Но, что игривая медяница{289} блестит своей серебристой кожей, пробираясь под палящими солнечными лучами в густой зеленой траве, – игриво и даже как бы обидно насмешливо сверкает вверх изящная графская лестница. Не отставая от нее ни в беге, ни в насмешках, спешат с ней вместе и фарфоровые цветные банки, и скачущие в медальонах группы. А дальше: по следам молнийного блеска извилистых, лакированных перил с торжественной задумчивостью входили статуи. При всем старании, они весьма плохо скрывали свои умные, почти живые улыбки, которые время от времени летали по их каменным устам, когда смрадная пасть Луки Петрова, лаявшая на вечную красоту, разносила хулящий шепот по ярко освещенным сеням, – улыбались они, говорю, и шли с уверенностью почетных гостей, и когда вокруг них вертелись, смеялись и веселились над вонючим лисьим тулупом купца цветы, боги и освещавшие их огни, – они старались сдержать общий смех и шептали:

– Да тише вы, тише, пожалуйста!

Обращались тогда малолетние цветочные головки к своим менторам и, сморщившись точно таким же образом, как дитя, когда негодует на неправду злых взрослых, вскрикивали:

– Да как он может это говорить? Да и что этот Лука Петров говорит? Говорит: я бы их всех, с одного маху, похерил. И зачем он на сем месте умирать хочет, когда у нас тут беспрестанная жизнь и веселье, говор и смех…

– Да тише! – повторяли статуи. – Он ничего не может сделать, он чучело и теперь, – вы не смотрите, что он живой, – поэтому он ни вас похерить, ни сам умереть на сем месте не может…

А на самой верхней площадке остановился между тем могучий геркулес и, повертывая коренастым дубом, заговорил оттуда статуям:

– Ну что вы говорите: он не может умереть на сем месте? Дуну на него – и кончено! Но я, убивавший гидр и львов, не хочу марать рук об гадину.

– Я – гадина? Я г-ггад-дина р-рази? А ты х-хто такой? – вдруг раздается по сеням, каковой голос даже слышит сильно подвыпивший швейцар из отставных вахмистров, покойно дремлющий внизу.

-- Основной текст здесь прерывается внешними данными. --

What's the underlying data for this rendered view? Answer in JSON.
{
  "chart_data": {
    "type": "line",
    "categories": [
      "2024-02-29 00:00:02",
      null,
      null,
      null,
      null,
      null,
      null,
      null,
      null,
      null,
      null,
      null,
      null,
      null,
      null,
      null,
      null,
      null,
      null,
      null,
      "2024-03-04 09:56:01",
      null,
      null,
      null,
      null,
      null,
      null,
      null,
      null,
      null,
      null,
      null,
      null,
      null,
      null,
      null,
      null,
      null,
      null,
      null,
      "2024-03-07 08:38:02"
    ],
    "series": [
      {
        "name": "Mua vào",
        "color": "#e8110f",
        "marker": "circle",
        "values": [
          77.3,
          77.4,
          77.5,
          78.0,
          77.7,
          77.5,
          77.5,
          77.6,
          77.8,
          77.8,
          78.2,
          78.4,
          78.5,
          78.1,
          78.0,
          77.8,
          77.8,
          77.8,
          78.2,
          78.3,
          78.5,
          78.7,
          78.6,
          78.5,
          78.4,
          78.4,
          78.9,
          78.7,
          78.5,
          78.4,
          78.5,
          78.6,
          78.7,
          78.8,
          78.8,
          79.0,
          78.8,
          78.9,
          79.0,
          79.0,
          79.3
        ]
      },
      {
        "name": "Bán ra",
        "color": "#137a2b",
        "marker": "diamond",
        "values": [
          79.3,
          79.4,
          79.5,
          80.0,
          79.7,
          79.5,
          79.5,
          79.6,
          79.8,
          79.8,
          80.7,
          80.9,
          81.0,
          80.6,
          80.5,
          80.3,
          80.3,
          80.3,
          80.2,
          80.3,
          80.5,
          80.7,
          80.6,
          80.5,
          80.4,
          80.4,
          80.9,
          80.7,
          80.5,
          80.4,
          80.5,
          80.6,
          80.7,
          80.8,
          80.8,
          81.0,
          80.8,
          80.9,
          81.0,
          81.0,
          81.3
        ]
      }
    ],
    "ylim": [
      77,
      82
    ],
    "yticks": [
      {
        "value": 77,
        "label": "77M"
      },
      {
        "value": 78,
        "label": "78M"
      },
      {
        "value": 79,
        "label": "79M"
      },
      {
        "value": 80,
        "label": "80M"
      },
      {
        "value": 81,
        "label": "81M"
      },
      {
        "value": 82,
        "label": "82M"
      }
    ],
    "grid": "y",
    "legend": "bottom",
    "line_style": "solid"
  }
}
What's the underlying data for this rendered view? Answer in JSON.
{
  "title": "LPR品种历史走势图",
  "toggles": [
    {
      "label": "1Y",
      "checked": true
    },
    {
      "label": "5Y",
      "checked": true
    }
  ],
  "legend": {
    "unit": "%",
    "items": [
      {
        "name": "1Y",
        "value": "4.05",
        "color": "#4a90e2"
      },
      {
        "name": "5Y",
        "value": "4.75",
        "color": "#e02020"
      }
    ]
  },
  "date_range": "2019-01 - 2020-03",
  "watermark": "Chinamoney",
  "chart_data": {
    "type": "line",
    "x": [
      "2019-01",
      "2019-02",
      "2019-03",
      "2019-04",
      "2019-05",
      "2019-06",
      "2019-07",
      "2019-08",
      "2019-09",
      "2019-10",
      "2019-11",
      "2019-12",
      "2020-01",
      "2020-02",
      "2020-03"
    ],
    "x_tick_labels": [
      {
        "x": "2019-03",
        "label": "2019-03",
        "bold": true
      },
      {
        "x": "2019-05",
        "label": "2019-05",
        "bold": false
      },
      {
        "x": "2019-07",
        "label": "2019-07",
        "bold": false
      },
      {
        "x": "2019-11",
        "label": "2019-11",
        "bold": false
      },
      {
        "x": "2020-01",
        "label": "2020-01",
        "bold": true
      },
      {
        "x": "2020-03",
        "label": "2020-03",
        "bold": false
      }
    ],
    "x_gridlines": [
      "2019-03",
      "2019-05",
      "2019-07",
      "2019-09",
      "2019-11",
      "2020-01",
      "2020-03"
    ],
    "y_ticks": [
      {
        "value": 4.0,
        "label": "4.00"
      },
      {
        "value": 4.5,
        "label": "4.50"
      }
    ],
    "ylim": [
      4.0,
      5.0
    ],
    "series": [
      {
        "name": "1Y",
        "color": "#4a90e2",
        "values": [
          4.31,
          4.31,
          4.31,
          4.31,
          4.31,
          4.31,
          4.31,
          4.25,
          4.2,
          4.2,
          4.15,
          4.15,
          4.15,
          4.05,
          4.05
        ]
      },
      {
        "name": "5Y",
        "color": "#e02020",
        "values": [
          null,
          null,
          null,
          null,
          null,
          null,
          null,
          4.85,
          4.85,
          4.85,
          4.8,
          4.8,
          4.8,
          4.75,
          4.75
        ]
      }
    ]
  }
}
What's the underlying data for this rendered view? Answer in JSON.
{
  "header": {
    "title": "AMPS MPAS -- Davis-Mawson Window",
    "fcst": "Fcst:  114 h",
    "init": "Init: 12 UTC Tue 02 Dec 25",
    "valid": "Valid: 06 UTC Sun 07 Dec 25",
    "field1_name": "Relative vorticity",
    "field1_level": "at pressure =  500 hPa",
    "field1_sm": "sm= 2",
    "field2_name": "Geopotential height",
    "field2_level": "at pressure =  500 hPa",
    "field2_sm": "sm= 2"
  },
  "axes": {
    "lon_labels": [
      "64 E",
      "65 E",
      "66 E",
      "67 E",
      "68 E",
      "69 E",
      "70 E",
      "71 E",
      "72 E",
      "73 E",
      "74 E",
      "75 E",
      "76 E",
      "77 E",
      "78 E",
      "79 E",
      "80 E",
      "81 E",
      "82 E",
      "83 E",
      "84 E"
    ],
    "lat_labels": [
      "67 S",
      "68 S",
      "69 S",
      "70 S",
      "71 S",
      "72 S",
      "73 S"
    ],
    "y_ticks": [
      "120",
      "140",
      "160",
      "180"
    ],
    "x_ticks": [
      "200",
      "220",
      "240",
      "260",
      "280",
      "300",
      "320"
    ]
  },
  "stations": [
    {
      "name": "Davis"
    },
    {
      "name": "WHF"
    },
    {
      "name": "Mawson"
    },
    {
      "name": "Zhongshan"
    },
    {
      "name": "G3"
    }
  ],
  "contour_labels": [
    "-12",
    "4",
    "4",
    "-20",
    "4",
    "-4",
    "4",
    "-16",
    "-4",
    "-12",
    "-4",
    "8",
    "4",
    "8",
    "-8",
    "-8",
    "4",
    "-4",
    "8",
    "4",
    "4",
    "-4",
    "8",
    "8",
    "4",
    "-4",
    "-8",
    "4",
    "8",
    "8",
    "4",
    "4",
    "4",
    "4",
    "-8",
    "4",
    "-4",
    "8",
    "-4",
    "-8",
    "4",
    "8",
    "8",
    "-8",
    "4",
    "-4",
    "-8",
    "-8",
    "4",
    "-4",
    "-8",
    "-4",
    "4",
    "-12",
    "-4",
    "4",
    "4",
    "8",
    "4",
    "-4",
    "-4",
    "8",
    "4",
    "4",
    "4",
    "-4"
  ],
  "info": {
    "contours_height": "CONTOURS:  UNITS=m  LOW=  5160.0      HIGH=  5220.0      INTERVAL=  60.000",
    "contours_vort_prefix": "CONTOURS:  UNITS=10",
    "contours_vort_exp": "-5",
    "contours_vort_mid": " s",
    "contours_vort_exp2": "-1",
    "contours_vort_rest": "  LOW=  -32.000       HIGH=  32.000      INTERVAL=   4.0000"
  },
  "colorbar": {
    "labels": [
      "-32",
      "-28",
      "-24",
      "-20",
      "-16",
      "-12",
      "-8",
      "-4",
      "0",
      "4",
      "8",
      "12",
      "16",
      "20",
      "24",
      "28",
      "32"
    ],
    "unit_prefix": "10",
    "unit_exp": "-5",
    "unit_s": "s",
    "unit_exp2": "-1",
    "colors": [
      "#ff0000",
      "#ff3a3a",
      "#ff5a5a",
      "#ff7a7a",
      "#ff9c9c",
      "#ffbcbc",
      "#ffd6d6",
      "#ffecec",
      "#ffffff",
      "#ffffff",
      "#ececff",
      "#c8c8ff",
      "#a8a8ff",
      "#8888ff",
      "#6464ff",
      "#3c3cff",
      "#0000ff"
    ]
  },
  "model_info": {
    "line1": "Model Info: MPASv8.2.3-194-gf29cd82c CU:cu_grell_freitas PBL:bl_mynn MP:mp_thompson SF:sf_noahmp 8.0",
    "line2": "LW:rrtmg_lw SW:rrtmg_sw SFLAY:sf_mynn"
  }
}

Пекарня в Москве. Открытка начала XX в. изд. «Шерер, Набгольц и К°». Частная коллекция


И молившей толпой окружили героя старинные богини, – упали они пред ним на колени, ярким светом небесных звезд горевшие очи свои одним общим даром все они обратили к нему и замолились со злобным, беспощадным плачем:

– Убей его, убей! Он сказал сейчас: таких срамниц баб, какими мы будто бы были, по ихним местам и не найдешь теперича! Разве мы не знаем, какие бабы-то у них?..

– А бабы у них известно какие… – шепнул из-за куста козлоногий сатир. – Бабы у них главным образом насчет Суконных бань{290}

– К-ка-а-к? Суконных бань? – неистово взревел голос, который слышен был выпившему швейцару. – Ты р-р-ра-ази мою жену в Суконных банях з-за-астал?..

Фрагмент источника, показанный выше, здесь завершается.